The early Eocene (∼56‐48 million years ago) is characterised by high CO2 estimates (1200‐2500 ppmv) and elevated global temperatures (∼10 to 16°C higher than modern). However, the response of the hydrological cycle during the early Eocene is poorly constrained, especially in regions with sparse data coverage (e.g. Africa). Here we present a study of African hydroclimate during the early Eocene, as simulated by an ensemble of state‐of‐the‐art climate models in the Deep‐time Model Intercomparison Project (DeepMIP). A comparison between the DeepMIP pre‐industrial simulations and modern observations suggests that model biases are model‐ and geographically dependent, however these biases are reduced in the model ensemble mean. A comparison between the Eocene simulations and the pre‐industrial suggests that there is no obvious wetting or drying trend as the CO2 increases. The results suggest that changes to the land sea mask (relative to modern) in the models may be responsible for the simulated increases in precipitation to the north of Eocene Africa. There is an increase in precipitation over equatorial and West Africa and associated drying over northern Africa as CO2 rises. There are also important dynamical changes, with evidence that anticyclonic low‐level circulation is replaced by increased south‐westerly flow at high CO2 levels. Lastly, a model‐data comparison using newly‐compiled quantitative climate estimates from palaeobotanical proxy data suggests a marginally better fit with the reconstructions at lower levels of CO2.

Colli-Silva, M., J. R. Pirani, and A. Zizka. 2022. Ecological niche models and point distribution data reveal a differential coverage of the cacao relatives (Malvaceae) in South American protected areas. Ecological Informatics 69: 101668.

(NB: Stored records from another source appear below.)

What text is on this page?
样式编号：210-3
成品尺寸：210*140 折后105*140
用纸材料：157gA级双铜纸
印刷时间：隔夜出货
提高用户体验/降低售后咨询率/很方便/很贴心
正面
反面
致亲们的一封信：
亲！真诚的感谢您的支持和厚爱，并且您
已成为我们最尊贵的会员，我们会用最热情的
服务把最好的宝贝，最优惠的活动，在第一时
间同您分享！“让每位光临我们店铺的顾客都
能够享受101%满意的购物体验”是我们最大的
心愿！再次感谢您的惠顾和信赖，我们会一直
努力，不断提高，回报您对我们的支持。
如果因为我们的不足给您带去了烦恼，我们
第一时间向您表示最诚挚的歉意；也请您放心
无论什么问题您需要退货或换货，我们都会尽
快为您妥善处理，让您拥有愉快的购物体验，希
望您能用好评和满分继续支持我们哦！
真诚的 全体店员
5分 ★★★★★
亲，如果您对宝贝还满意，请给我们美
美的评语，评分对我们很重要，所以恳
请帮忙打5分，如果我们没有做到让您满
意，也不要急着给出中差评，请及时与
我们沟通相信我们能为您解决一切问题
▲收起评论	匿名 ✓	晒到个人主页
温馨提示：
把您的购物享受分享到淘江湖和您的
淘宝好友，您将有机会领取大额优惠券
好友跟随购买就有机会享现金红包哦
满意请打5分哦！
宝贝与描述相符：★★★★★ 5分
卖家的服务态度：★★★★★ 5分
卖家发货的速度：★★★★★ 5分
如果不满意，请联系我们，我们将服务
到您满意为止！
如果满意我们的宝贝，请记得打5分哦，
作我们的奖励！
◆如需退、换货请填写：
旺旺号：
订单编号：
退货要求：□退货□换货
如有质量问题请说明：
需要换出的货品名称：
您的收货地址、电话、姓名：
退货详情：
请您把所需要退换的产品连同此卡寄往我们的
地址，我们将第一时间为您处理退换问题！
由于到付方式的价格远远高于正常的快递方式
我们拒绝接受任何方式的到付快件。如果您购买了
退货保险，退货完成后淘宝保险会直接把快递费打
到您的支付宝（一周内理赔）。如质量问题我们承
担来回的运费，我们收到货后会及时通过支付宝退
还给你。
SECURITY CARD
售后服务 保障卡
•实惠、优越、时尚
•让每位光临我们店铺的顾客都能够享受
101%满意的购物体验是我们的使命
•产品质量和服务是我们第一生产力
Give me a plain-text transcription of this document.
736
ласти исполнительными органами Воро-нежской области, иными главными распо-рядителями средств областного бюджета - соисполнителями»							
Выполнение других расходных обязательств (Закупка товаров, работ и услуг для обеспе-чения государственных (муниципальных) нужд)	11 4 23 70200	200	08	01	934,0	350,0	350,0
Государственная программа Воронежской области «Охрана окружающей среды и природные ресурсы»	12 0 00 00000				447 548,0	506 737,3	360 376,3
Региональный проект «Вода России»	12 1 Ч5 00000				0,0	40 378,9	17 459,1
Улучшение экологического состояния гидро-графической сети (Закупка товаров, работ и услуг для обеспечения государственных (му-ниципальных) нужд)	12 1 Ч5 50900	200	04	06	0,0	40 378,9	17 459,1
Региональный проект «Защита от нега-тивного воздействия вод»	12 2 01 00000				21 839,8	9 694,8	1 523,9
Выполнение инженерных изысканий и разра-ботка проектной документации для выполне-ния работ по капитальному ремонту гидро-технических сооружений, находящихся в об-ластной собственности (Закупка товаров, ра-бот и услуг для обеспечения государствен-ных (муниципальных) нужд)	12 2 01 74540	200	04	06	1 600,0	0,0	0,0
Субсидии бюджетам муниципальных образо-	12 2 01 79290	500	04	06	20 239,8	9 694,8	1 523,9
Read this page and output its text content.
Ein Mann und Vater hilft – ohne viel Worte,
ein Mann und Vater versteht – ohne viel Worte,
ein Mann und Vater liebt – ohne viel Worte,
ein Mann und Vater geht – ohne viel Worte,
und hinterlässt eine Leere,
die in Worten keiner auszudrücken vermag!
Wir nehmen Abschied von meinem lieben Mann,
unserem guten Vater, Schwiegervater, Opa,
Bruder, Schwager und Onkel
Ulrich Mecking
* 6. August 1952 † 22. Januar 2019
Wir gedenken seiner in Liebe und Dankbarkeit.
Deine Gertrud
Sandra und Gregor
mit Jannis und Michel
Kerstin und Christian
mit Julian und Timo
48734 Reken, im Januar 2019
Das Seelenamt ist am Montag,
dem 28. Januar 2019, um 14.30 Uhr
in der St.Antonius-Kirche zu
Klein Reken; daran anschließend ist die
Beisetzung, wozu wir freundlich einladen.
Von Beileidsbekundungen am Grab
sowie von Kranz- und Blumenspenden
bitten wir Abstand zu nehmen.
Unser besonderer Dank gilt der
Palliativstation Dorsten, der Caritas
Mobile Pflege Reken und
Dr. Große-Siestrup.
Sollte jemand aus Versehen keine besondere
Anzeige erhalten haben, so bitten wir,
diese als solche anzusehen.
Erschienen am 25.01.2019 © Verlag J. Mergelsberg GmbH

For many regions, such as in South America, it is unclear how well the existent protected areas network (PAs) covers different taxonomic groups and if there is a coverage bias of PAs towards certain biomes or species. Publicly available occurrence data along with ecological niche models might help to overcome this gap and to quantify the coverage of taxa by PAs ensuring an unbiased distribution of conservation effort. Here, we use an occurrence database of 271 species from the cacao family (Malvaceae) to address how South American PAs cover species with different distribution, abundance, and threat status. Furthermore, we compared the performance of online databases, expert knowledge, and modelled species distributions in estimating species coverage in PAs. We found 79 species from our survey (29% of the total) lack any record inside South American PAs and that 20 out of 23 species potentially threatened with extinction are not covered by PAs. The area covered by South American PAs was low across biomes, except for Amazonia, which had a relative high PA coverage, but little information on species distribution within PA available. Also, raw geo-referenced occurrence data were underestimating the number of species in PAs, and projections from ecological niche models were more prone to overestimating the number of species represented within PAs. We discuss that the protection of South American flora in heterogeneous environments demand for specific strategies tailored to particular biomes, including making new collections inside PAs in less collected areas, and the delimitation of more areas for protection in more known areas. Also, by presenting biasing scenarios of collection effort in a representative plant group, our results can benefit policy makers in conserving different spots of tropical environments highly biodiverse.